International Elena Aoun est politologue et maître de conférences à l’université libre de Bruxelles (ULB).

Appel au soulèvement de la part des Frères musulmans, retrait des négociations du parti al-Nour sur le choix d’un gouvernement de transition, tout porterait à croire que le choix de l’armée égyptienne d’opérer un coup d’Etat ait été la pire des solutions…  

Les militaires, en agissant de la sorte, ont ouvert la boîte de Pandore et je doute qu’ils parviennent à la refermer de sitôt. Certes, il y avait peut-être un risque de guerre civile mais il semble que ce risque se soit accru depuis leur coup de force. Par ailleurs, les militaires reproduisent les mêmes erreurs commises autrefois par Hosni Moubarak en arrêtant massivement les Frères musulmans (FM) dont ils ont plus que probablement sous-estimé la capacité de mobilisation, et surtout en recourant à la force létale contre les manifestants pro-Morsi. Des manifestants qui peuvent certes être des membres de la confrérie mais aussi de simples sympathisants. Enfin, les militaires sont à présent confrontés à la difficulté de trouver un consensus autour de la formation d’un nouveau gouvernement. Or, ils n’y parviennent pas dans un contexte où les violences radicalisent un peu plus les positions.  

D’après certains analystes, le processus démocratique était en route sous Morsi, d’autres par contre lui ont reproché beaucoup d’initiatives non démocratiques. Qu’en penser ?  

Depuis la chute de Moubarak, toutes les parties ont eu une attitude non démocratique.
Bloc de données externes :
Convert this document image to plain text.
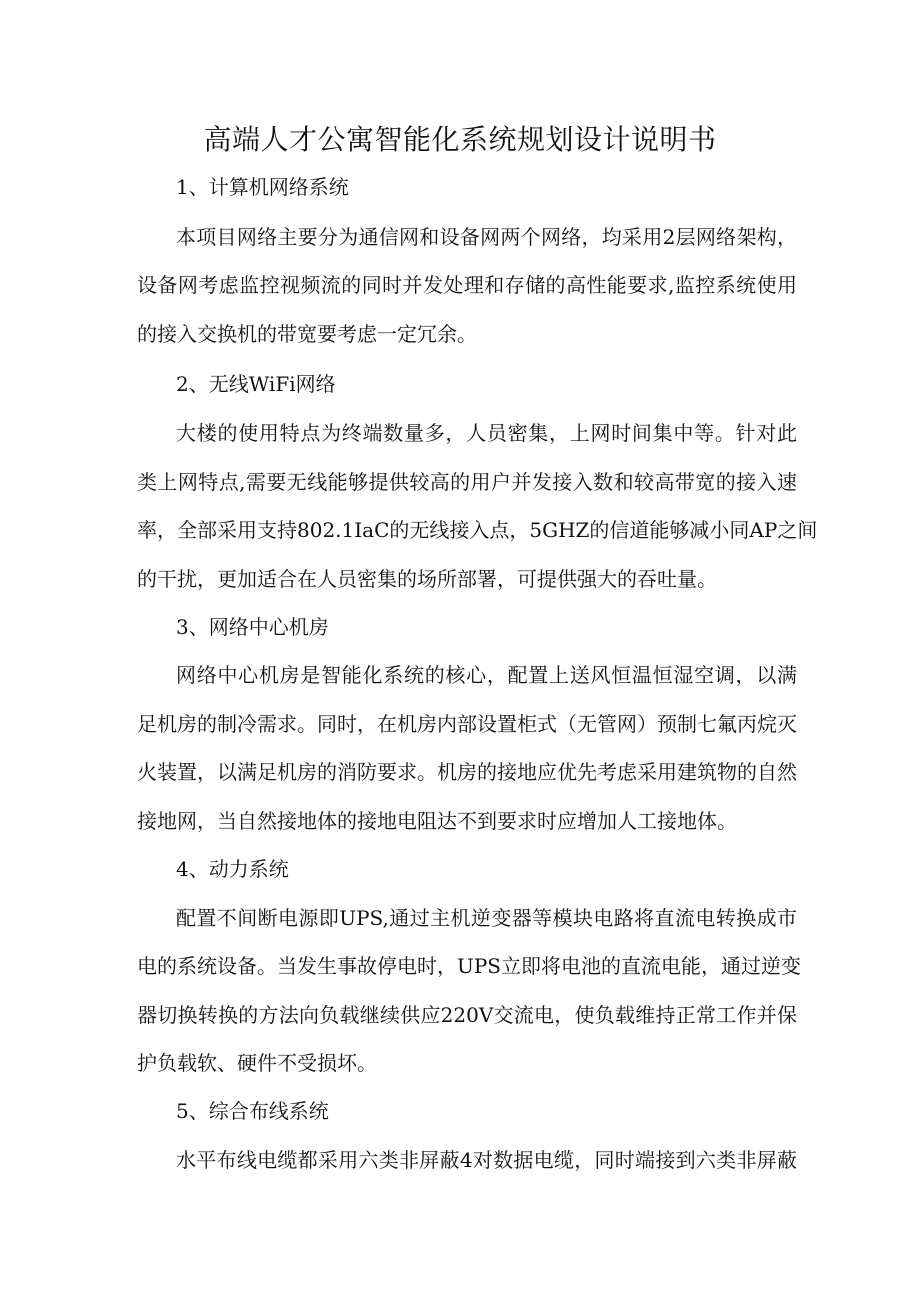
高端人才公寓智能化系统规划设计说明书
1、计算机网络系统
本项目网络主要分为通信网和设备网两个网络，均采用2层网络架构，
设备网考虑监控视频流的同时并发处理和存储的高性能要求,监控系统使用
的接入交换机的带宽要考虑一定冗余。
2、无线WiFi网络
大楼的使用特点为终端数量多，人员密集，上网时间集中等。针对此
类上网特点,需要无线能够提供较高的用户并发接入数和较高带宽的接入速
率，全部采用支持802.1IaC的无线接入点，5GHZ的信道能够减小同AP之间
的干扰，更加适合在人员密集的场所部署，可提供强大的吞吐量。
3、网络中心机房
网络中心机房是智能化系统的核心，配置上送风恒温恒湿空调，以满
足机房的制冷需求。同时，在机房内部设置柜式（无管网）预制七氟丙烷灭
火装置，以满足机房的消防要求。机房的接地应优先考虑采用建筑物的自然
接地网，当自然接地体的接地电阻达不到要求时应增加人工接地体。
4、动力系统
配置不间断电源即UPS,通过主机逆变器等模块电路将直流电转换成市
电的系统设备。当发生事故停电时，UPS立即将电池的直流电能，通过逆变
器切换转换的方法向负载继续供应220V交流电，使负载维持正常工作并保
护负载软、硬件不受损坏。
5、综合布线系统
水平布线电缆都采用六类非屏蔽4对数据电缆，同时端接到六类非屏蔽
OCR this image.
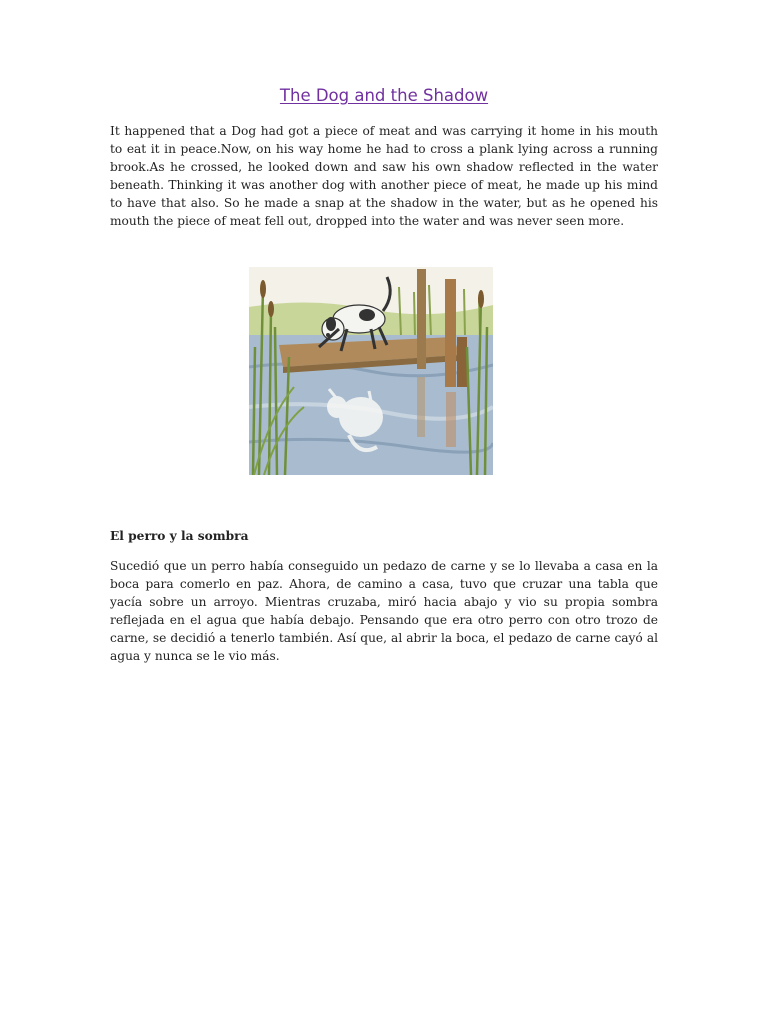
The Dog and the Shadow

It happened that a Dog had got a piece of meat and was carrying it home in his mouth to eat it in peace.Now, on his way home he had to cross a plank lying across a running brook.As he crossed, he looked down and saw his own shadow reflected in the water beneath. Thinking it was another dog with another piece of meat, he made up his mind to have that also. So he made a snap at the shadow in the water, but as he opened his mouth the piece of meat fell out, dropped into the water and was never seen more.

El perro y la sombra

Sucedió que un perro había conseguido un pedazo de carne y se lo llevaba a casa en la boca para comerlo en paz. Ahora, de camino a casa, tuvo que cruzar una tabla que yacía sobre un arroyo. Mientras cruzaba, miró hacia abajo y vio su propia sombra reflejada en el agua que había debajo. Pensando que era otro perro con otro trozo de carne, se decidió a tenerlo también. Así que, al abrir la boca, el pedazo de carne cayó al agua y nunca se le vio más.
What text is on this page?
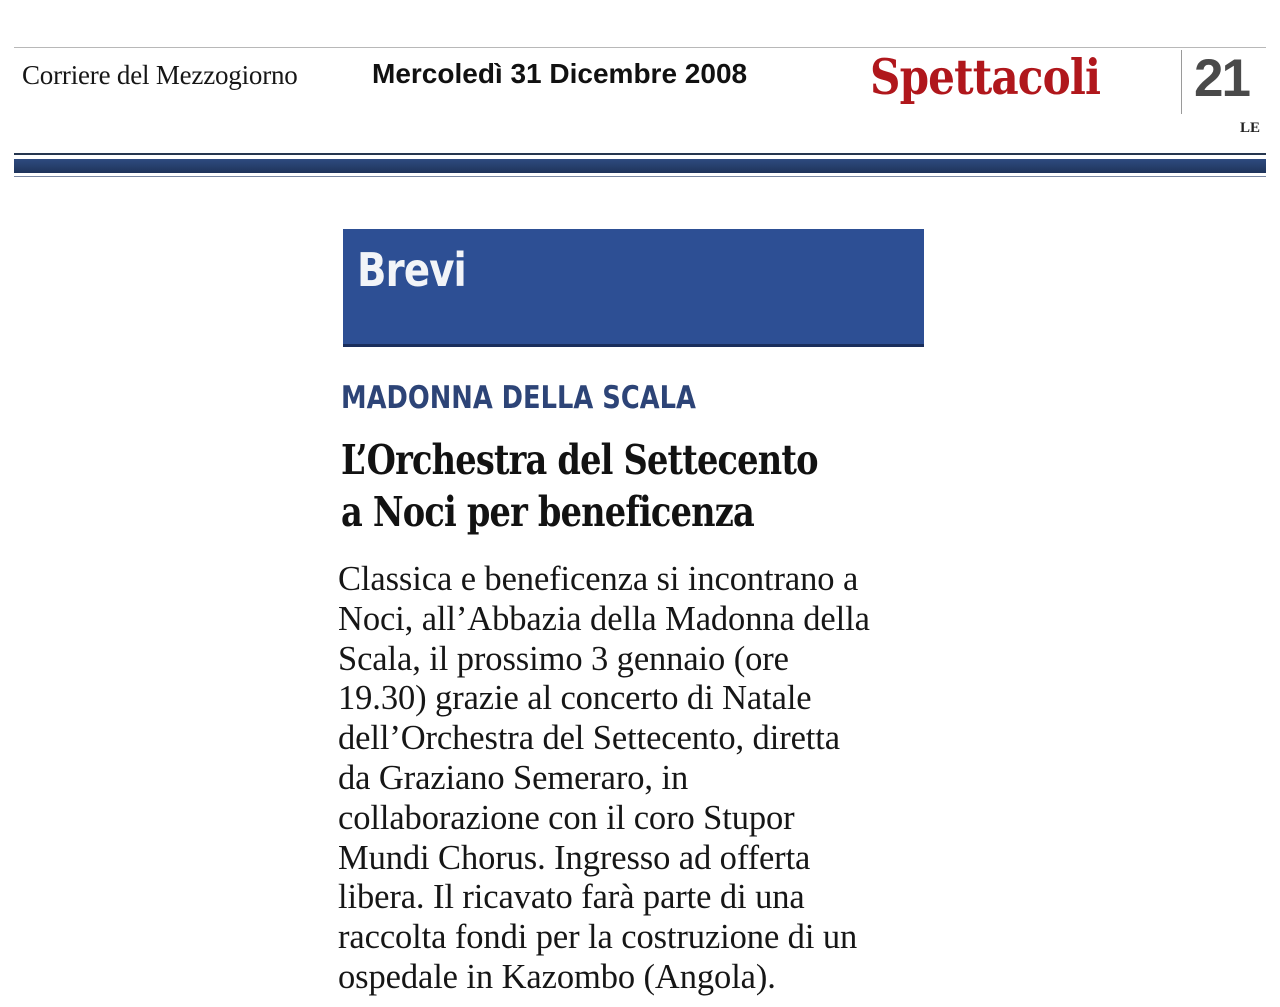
Corriere del Mezzogiorno	Mercoledì 31 Dicembre 2008	Spettacoli 21
LE
Brevi
MADONNA DELLA SCALA
L’Orchestra del Settecento
a Noci per beneficenza
Classica e beneficenza si incontrano a
Noci, all’Abbazia della Madonna della
Scala, il prossimo 3 gennaio (ore
19.30) grazie al concerto di Natale
dell’Orchestra del Settecento, diretta
da Graziano Semeraro, in
collaborazione con il coro Stupor
Mundi Chorus. Ingresso ad offerta
libera. Il ricavato farà parte di una
raccolta fondi per la costruzione di un
ospedale in Kazombo (Angola).
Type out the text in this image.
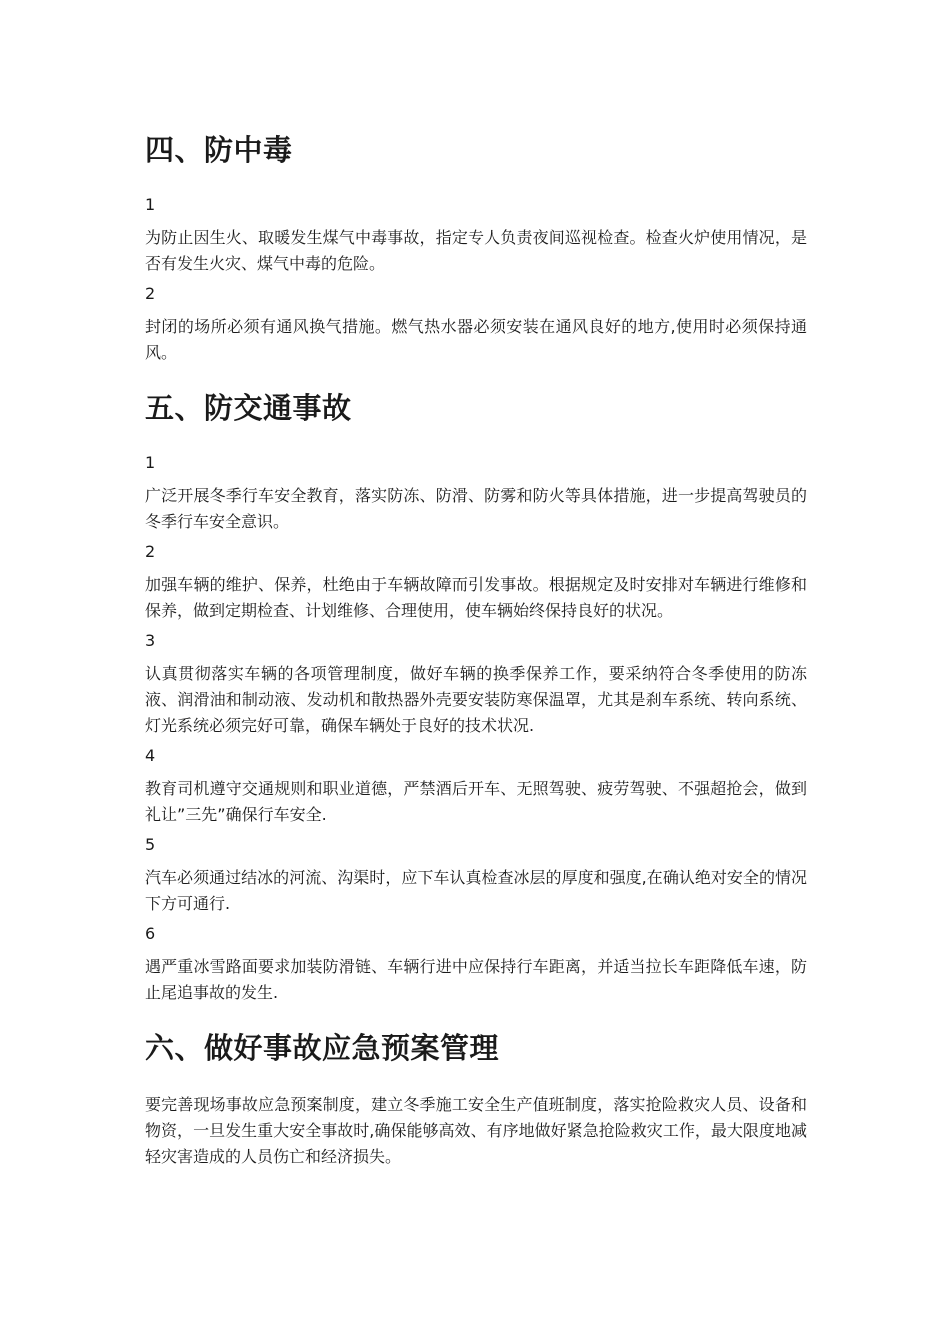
四、防中毒
1

为防止因生火、取暖发生煤气中毒事故，指定专人负责夜间巡视检查。检查火炉使用情况，是否有发生火灾、煤气中毒的危险。

2

封闭的场所必须有通风换气措施。燃气热水器必须安装在通风良好的地方,使用时必须保持通风。

五、防交通事故
1

广泛开展冬季行车安全教育，落实防冻、防滑、防雾和防火等具体措施，进一步提高驾驶员的冬季行车安全意识。

2

加强车辆的维护、保养，杜绝由于车辆故障而引发事故。根据规定及时安排对车辆进行维修和保养，做到定期检查、计划维修、合理使用，使车辆始终保持良好的状况。

3

认真贯彻落实车辆的各项管理制度，做好车辆的换季保养工作，要采纳符合冬季使用的防冻液、润滑油和制动液、发动机和散热器外壳要安装防寒保温罩，尤其是刹车系统、转向系统、灯光系统必须完好可靠，确保车辆处于良好的技术状况.

4

教育司机遵守交通规则和职业道德，严禁酒后开车、无照驾驶、疲劳驾驶、不强超抢会，做到礼让”三先”确保行车安全.

5

汽车必须通过结冰的河流、沟渠时，应下车认真检查冰层的厚度和强度,在确认绝对安全的情况下方可通行.

6

遇严重冰雪路面要求加装防滑链、车辆行进中应保持行车距离，并适当拉长车距降低车速，防止尾追事故的发生.

六、做好事故应急预案管理

要完善现场事故应急预案制度，建立冬季施工安全生产值班制度，落实抢险救灾人员、设备和物资，一旦发生重大安全事故时,确保能够高效、有序地做好紧急抢险救灾工作，最大限度地减轻灾害造成的人员伤亡和经济损失。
Entre la chute d’Hosni Moubarak et l’élection de Mohamed Morsi à la présidence de l’Egypte, le Conseil suprême des forces armées a "gouverné" le pays pendant plusieurs mois et ses pratiques n’ont pas été des plus exemplaires. Si on met bout à bout les révocations répétées de la Constitution, les recours à des décrets constitutionnels, et une série de décisions prises notamment par la Haute Cour constitutionnelle à l’encontre des organes, pourtant élus, mais dominés par les FM, on se rend compte que la Constitution n’est plus sanctuarisée et que la justice n’est pas indépendante. Et ce, avant l’accession de Mohamed Morsi au pouvoir. Suspendue puis constamment réécrite, la Constitution a été vidée de sa substance. Dès lors, comment dans de telles circonstances, distinguer impartialement ce qui est vraiment constitutionnel de ce qui ne l’est pas ? Il est sans doute vain, pour le moment, de s’attacher à légitimer l’action des uns ou des autres en fonction de leur fidélité à la Constitution puisque cette dernière a été modifiée au gré des intérêts les plus immédiats. Il est également très important, selon moi, de souligner le fait que Mohamed Morsi était loin de détenir tous les pouvoirs comme le dénoncent ses opposants. Certes, il a favorisé les islamistes de son parti, mais il n’a par contre jamais évincé l’armée ni véritablement empiété sur ses prérogatives, confiant notamment le ministère de la Défense au chef de l’armée, ce qui a permis aux militaires de rester des acteurs incontournables de l’échiquier politique. En ne ramenant pas les institutions militaires sous le contrôle civil, le président Morsi a pris un risque considérable, qui a probablement contribué à sa chute.  

Est-ce à dire que les ambitions de l’armée égyptienne n’ont pas toujours été aussi nobles qu’elle le prétend ?  

Deux légitimités s’affrontent et il est difficile, même au regard des principes démocratiques, de dire laquelle est plus "noble"… D’une part, il est vrai que les FM au pouvoir n’ont pas toujours été inclusifs et ont repris nombre de pratiques répressives de l’ancien régime, notamment par rapport aux libertés d’expression et de contestation. D’autre part, l’armée a également eu quelques pratiques douteuses quand elle a assumé le pouvoir après la chute de Moubarak. Et aujourd’hui, si elle peut fonder son coup de force sur la volonté du peuple, il n’en reste pas moins qu’elle fait l’impasse sur la volonté des partisans du président Morsi, élu démocratiquement, qui crient au scandale et comptent leurs prisonniers politiques et leurs morts.